Commerce à la sauce Solvay
Happy Hours Market appartient à deux ex-étudiants de l’école de commerce Solvay : Aurélien Marino et Ludovic Libert. Coincés dans l’inertie des grosses entreprises où ils ont débuté, ils ont eu envie d’« un projet plus impact » comme le présente le premier. Leur sensibilité à la cause écologique et le pressentiment d’un marché juteux les poussent vers la lutte contre le gaspillage alimentaire, qu’ils souhaitent rehausser d’une touche sociale en fournissant une partie de leur récolte à des associations. Happy Hours a cinq ans et « le business model est break-even », ce qui leur permet de « lancer d’autres hubs » – comprenez : l’entreprise a atteint son seuil de rentabilité et en profite pour se développer. Déjà présente à Bruxelles et à Namur, HHM partira bientôt à l’assaut d’autres villes, Liège et Charleroi en tête. Là-bas, d’autres jeunes travailleurs dynamiques imiteront la valse cadencée de leurs collègues bruxellois qui, aux alentours du cimetière d’Ixelles, s’affairent chaque matin tout sourire dans les entrailles de camionnettes pleines d’invendus récupérés aux quatre coins de la capitale. L’une sort les caisses remplies de viande, jus de fruits et gâteaux secs, les scanne, un autre les range avant que d’autres encore ne forment les paquets des courses commandées par les consommateurs sur la plateforme de la société. L’opération est enfantine, quelques clics et les produits sont sélectionnés, payés – moitié prix – en ligne, prêts à être récupérés aux points de collecte ici et là dans Bruxelles. La même efficacité règne de l’autre côté de la chaîne : « Nos véhicules passent tous les jours aux magasins, sont parfaitement ponctuels et reprennent l’entièreté des invendus, d’où l’intérêt pour les supermarchés de travailler avec nous », soutient Aurélien. Lui voyait au départ son projet comme un relais idéal entre grandes surfaces et associations, lesquelles n’avaient pas les moyens humains et logistiques pour assurer pareil service.
Les invendus des invendus
Pourtant, avec ses seulement 50 000 inscrits, la start-up cristallise l’ire du secteur associatif envers les acteurs privés, à la suite de relations houleuses. Tout commence en 2019, à l’arrivée d’Happy Hours Market sur le marché des invendus. L’entreprise les récupère alors gratuitement à la fermeture des magasins, les met en vente sur son site en début de soirée, pour une distribution aux utilisateur·ices entre 20 et 21 heures. Des associations bruxelloises travaillent à l’époque avec la plateforme. Elles récupèrent ce qui reste après la vente, soit les « invendus des invendus »… Ces produits sont théoriquement bons jusqu’à minuit, mais il faut les stocker et les distribuer. Problème : les assocs les reçoivent souvent bien après l’heure du dîner, et au-delà des horaires habituels des travailleurs sociaux. Plusieurs structures se plaignent de récupérer de la nourriture immangeable, qui ne permet pas de réelles économies et augmente en fait le gaspillage alimentaire. Les contestations se multiplient entre cartes blanches aux titres sans équivoque (« Social et greenwashing au détriment de l’aide alimentaire : le modèle Happy Hours Market ») et boucles de conversation anti-HHM.

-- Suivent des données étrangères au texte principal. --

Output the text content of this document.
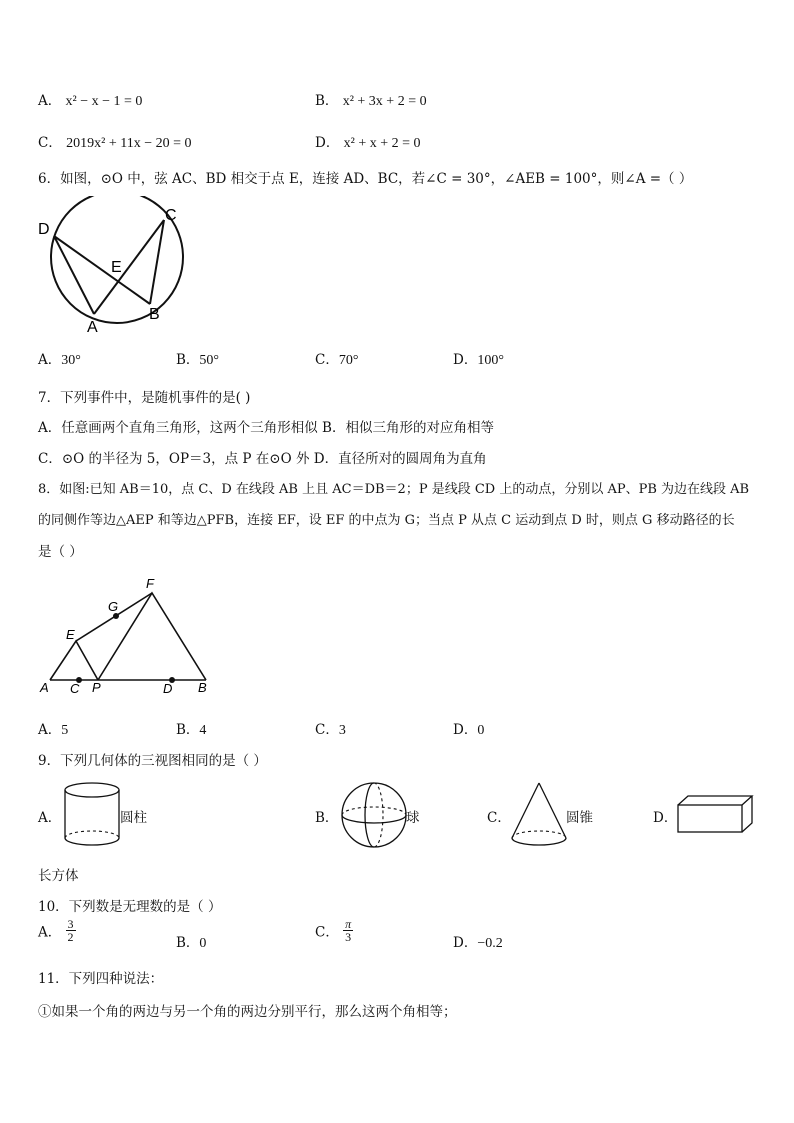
A． x² − x − 1 = 0	B． x² + 3x + 2 = 0
C． 2019x² + 11x − 20 = 0	D． x² + x + 2 = 0
6．如图，⊙O 中，弦 AC、BD 相交于点 E，连接 AD、BC，若∠C = 30°，∠AEB = 100°，则∠A =（ ）
D
C
E
A
B
A．30°	B．50°	C．70°	D．100°
7．下列事件中，是随机事件的是( )
A．任意画两个直角三角形，这两个三角形相似 B．相似三角形的对应角相等
C．⊙O 的半径为 5，OP＝3，点 P 在⊙O 外 D．直径所对的圆周角为直角
8．如图:已知 AB＝10，点 C、D 在线段 AB 上且 AC＝DB＝2；P 是线段 CD 上的动点，分别以 AP、PB 为边在线段 AB
的同侧作等边△AEP 和等边△PFB，连接 EF，设 EF 的中点为 G；当点 P 从点 C 运动到点 D 时，则点 G 移动路径的长
是（ ）
A C P	D B
E
G
F
A．5	B．4	C．3	D．0
9．下列几何体的三视图相同的是（ ）
A．	圆柱	B．	球	C．	圆锥	D．
长方体
10．下列数是无理数的是（ ）
A． $\frac{3}{2}$	B．0
C． $\frac{\pi}{3}$	D．−0.2
11．下列四种说法：
①如果一个角的两边与另一个角的两边分别平行，那么这两个角相等；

Les partenariats s’arrêtent les uns après les autres. Happy Hours Market change de modèle, récupère plus tôt les invendus à présent rachetés aux magasins et se concentre aujourd’hui sur une assoc européenne, Safe Food Advocacy Europe, qui redistribue ses restes d’invendus à des structures aux besoins plus ponctuels. « Là où ils ont été moins malins que les autres, c’est qu’ils ont fait du socialwashing (blanchiment social), ils ont construit leur modèle en prétendant aider les assocs alors que leur façon de faire laissait clairement à désirer », analyse Adrien Arial, de la Fédération des services sociaux.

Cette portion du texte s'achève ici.